Uporządkujmy to. Mamy grę komputerową w filmie animowanym. Główny zły bohater w tej grze ucieka z niej do innej gry. Oczywiście to nadal dzieje sie w animacji Disneya. Potem powstaje gra komputerowa, właściwie na urządzenia przenośne, której pomysł zaczerpnięto z filmu animowanego o grze komputerowej. Bohater z filmu o ucieczce z gry trafia do rzeczywiście istniejącej gry, która wcześniej była tylko imaginacją scenarzysty. Łał, to lepsze niż "Incepcja"!
Pomysł robienia gier na podstawie filmu nie jest nowy. Było ich bez liku i jeszcze trochę a niektóre jak np. sławne The Thing, Delta Force: Helikopter w Ogniu, czy Tron 2.0. okazały się na tyle dobre, że w jakimś sensie powtarzały sukces pierwowzorów. Z kolei na czarną stronę Księżyca spadły tytuły, których pamiętać nie chce nikt. Do plejady wyblakłych gwiazd, które nadają się do grania równie dobrze jak stary grzebień dziadka Mariana, należy choćby sławny Iron Man. Nigdy jakoś nie przemawiała do mnie wizja miliardera-cwaniaczka, który zmienia się w superbohatera tylko dlatego, że wciąga na stopy metalowe skarpety i zakrywa twarz maską z diodkami LED w miejscu oczu. Filmowa baja nie była jeszcze taka zła, natomiast gra… dotarła do dna, przebiła się przez nie i spadła o wiele, wiele niżej.
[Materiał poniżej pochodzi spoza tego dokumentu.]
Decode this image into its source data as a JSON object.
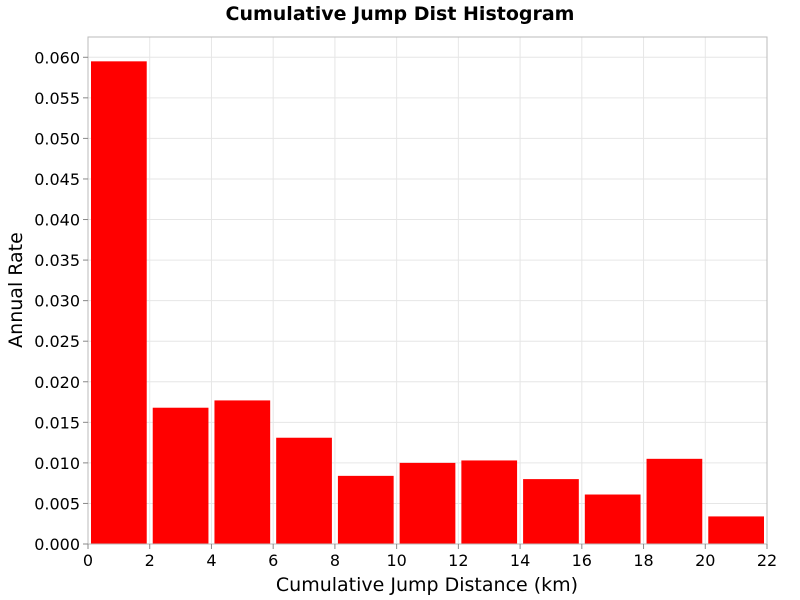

Szczęścia nie miał też tytuł nawiązujący do słynnych „Zmieniających się robotów”, czyli Transformers: The Game, oraz parę innych bezapelacyjnych hitów kinowych, które w formie zerojedynkowej były ciężkostrawne jak maślaki w occie.
Wreck-it Ralph to inna i ta sama historia jednocześnie. Po pierwsze gierka bazuje na filmie kinowym, tyle że animowanym. Potężny jak Hulk, ale nie tak zielony Ralph miał dość tego, że codziennie dostaje bencki od niejakiego Felixa Zaradnego oraz grupki emerytów mieszkających w pewnym bloku z wielkiej płyty. Ralph rozwalał a Felix naprawiał - takie były zasady gry Felix Zaradzisz. Obaj panowie pracowali równie ciężko, ale tylko Felix dostawał torty od lokalnej społeczności i ordery od prezesa spółdzielni mieszkaniowej. To musiało się skończyć wypaleniem zawodowym i kryzysem u Ralpha. Jednocześnie był to przyczynek do nieprawdopodobnej podróży po światach gier i masy gagów, nawiązań do legend z kilku dekad historii gier.
Mimo że film był dedykowany dzieciakom, które marzą o tym, aby dostać się do upragnionego gimnazjum, animację Disneya obejrzał z przyjemnością niejeden wąsaty i dzieciaty fan elektronicznej rozrywki. Wyprodukowanie gry komputerowej było nieuniknione, szkoda tylko, że powstała jedynie maleńka aplikacja na urządzenia przenośne (o wersji na Wii szkoda gadać).
W telegraficznym skrócie Wreck-It Ralph to zręcznościówka, w której dowodzimy dwoma antagonistami z filmu oraz jedną, żeńską postacią, ostrą i nieustępliwą sierżant Calhoun. Wyzwania również są trzy, dla każdego z bohaterów inne, ale niestety gierka słabuje jak norweskie biegaczki bez swoich leków na astmę. Sterowanie zostało wzięte z kosmosu, najprawdopodobniej z czarnej dziury, emocje oscylują na poziomie dna Rowu Mariańskiego i tylko kwadratowa morda Ralpha, który skacze po cukierkowych drzewkach, budzi momentami cień uśmiechu. Jest słabo, a szkoda to gdyby ktoś zainwestował w grę, która odzwierciedlałaby wędrówkę po historii legend komputerowych sprzed lat, na pewno niejeden wielbiciel gatunku ruszyłby w podróż. A tak… można tylko pobawić się kiepską zręcznościówką za trzy pięćdziesiąt (o pardon, 3,13 zł), by po chwili rzucić ją w kąt. Szkoda.